Kate Biel's 'Barbella' Is the Femme-Powerment Handshake NYC and LA Need

Kate Biel's 'Barbella' Is the Femme-Powerment Handshake NYC and LA Need

New Yorkers have always appreciated a double take; to be appraised by onlookers on a morning commute is one of the highest silent compliments a person here can ask for. We’ve all felt the endorphins of turning a head and knowing that today we successfully walked the line between unquestionable gorgeousness and astonishing strangeness.

When admiring others pushing the boundaries between the beautiful and the ugly, we’ve all vowed to be less conventional ourselves and step further outside the box that mainstream culture confines us inside. For the people-watchers of New York, a new exhibition of beautifully confounding women is up on display, brought to you through the lens of rising Los Angelean photographer Kate Biel.

Barbella, Biel’s first solo exhibition, is a compilation of her musings on female bodybuilders over the last four years, which first caught her interest during a period of creative drought. In 2019, a friend of Biel’s mentioned her mom was a bodybuilder, and, after bridging the distance between Arizona and LA to shoot together, Biel's relationship with the female bodybuilding community was forged. At a time when Biel was struggling with the destructive effects of heartbreak, photographing these formidable women became a vital source of inspiration and empowerment for her. Rather than shrinking away from taking up space, as many women are compelled to do, her subjects reveled in the presumption of being “worshipped.” Biel notes: “Not a single one of them appeared to lack confidence... I see them as a physical encapsulation of self love.

Inside the exhibit, the minimalist, coolly lit curation allows the images to speak for themselves. The collection of photographs shows bodybuilders poised against the familiar but unnerving backdrop of classic American suburbia. Their painted faces feign taunting or triumphant expressions, depending on how you see them, pushing forward the idea of mythologized strength in a real setting.

“The suburban environments make it feel more normalized,” Biel tells PAPER. “If I photographed these subjects in the wilderness it would suggest they belong on the outskirts. Carl Jung described how the symbolism of homes in our dreams serves as insight to what we are feeling subconsciously; they can be a source of both comfort and anxiety.”

Biel explains that the makeup for the shoot was inspired by war paint and masks worn by luchadores for their wrestling matches in Mexico. “This is male pageantry, a means of intimidation, to give their opponent the idea that they could channel otherworldly powers,” she says. “I chose the aesthetic to encourage the subject to access this power in front of the camera.”

This reconfiguration of standards, self-image and power structures is a challenge Biel has resolved to accelerate through her work in the media: "Just as we’ve been taught to look to the media for answers, we also look to it for approval. I think the media that exists has to be dismantled and rebuilt to have less influence on our self worth.”

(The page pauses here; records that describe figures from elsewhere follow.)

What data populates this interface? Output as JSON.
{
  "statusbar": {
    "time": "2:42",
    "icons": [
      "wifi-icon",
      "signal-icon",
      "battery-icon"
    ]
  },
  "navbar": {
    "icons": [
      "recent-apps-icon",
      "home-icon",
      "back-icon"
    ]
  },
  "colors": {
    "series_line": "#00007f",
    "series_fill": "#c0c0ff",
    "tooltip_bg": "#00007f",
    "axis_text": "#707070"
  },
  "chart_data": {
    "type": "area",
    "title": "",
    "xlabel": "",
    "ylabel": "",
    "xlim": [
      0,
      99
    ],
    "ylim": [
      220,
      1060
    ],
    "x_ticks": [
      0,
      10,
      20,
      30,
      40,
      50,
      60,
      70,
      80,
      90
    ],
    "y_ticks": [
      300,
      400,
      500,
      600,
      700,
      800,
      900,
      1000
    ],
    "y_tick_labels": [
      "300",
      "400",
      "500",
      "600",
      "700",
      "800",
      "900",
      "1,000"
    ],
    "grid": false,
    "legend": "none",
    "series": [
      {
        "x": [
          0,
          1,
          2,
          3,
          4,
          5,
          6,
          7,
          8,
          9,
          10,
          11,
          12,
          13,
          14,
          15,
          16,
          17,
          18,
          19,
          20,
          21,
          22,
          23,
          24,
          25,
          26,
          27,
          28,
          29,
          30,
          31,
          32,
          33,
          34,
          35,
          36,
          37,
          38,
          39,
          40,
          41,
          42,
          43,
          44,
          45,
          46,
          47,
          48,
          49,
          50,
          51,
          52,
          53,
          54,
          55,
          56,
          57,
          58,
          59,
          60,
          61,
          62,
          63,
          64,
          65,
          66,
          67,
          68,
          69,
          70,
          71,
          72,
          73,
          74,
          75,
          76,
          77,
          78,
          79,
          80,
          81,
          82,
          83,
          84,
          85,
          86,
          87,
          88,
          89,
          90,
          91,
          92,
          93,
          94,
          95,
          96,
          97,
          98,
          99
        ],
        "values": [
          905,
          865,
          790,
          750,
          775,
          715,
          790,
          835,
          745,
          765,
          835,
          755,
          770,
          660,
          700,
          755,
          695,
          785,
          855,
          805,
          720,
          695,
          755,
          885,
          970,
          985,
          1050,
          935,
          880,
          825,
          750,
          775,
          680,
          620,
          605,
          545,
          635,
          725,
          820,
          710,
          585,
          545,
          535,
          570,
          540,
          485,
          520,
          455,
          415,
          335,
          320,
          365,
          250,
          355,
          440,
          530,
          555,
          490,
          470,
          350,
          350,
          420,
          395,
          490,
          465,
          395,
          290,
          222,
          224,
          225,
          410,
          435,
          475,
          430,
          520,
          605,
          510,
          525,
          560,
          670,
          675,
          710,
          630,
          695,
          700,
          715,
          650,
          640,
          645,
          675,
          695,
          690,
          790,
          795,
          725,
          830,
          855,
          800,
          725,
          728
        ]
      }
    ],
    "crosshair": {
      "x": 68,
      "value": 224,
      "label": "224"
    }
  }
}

It’s true that feminine beauty standards have always been in flux, and the male-dominated media, which dictates the ways in which female bodies are deemed acceptable and beautiful, plays a huge role in this. Nestled atop this complex history, Biel’s mission as an artist is to present to viewers the infinite possibilities of feminine range and to demonstrate their power of attraction.

“I’ve always sought after some kind of 'ugliness' in my work. When I say ugliness I don’t mean unattractive or revolting but instead mean the opposite of beauty,” Biel says. “I aim to explore the common ground shared among women and monsters and the humanity found in between. They are outcasts and alienated in their otherness, the way their bodies transgress and fluctuate is equivalent to body horror, and ultimately they are threats to power. Their very existence is an explosive disregard of the standards for harmony and order.”

Biel notes that some men have approached her asking if the women in the series are transgender or in drag. “It doesn’t really matter whether they are or aren’t,” she says, “but the fact that the strength of their bodies require investigation on their sex frankly feels harmful and all the more necessary to normalize.”

If you’ve ever wondered about the incredible possibilities of feminine beauty, Biel invites you to tickle your mind with this new context, delivered with love from the female gaze.

Barbella will be exhibiting at Blade Study in New York City until March 26.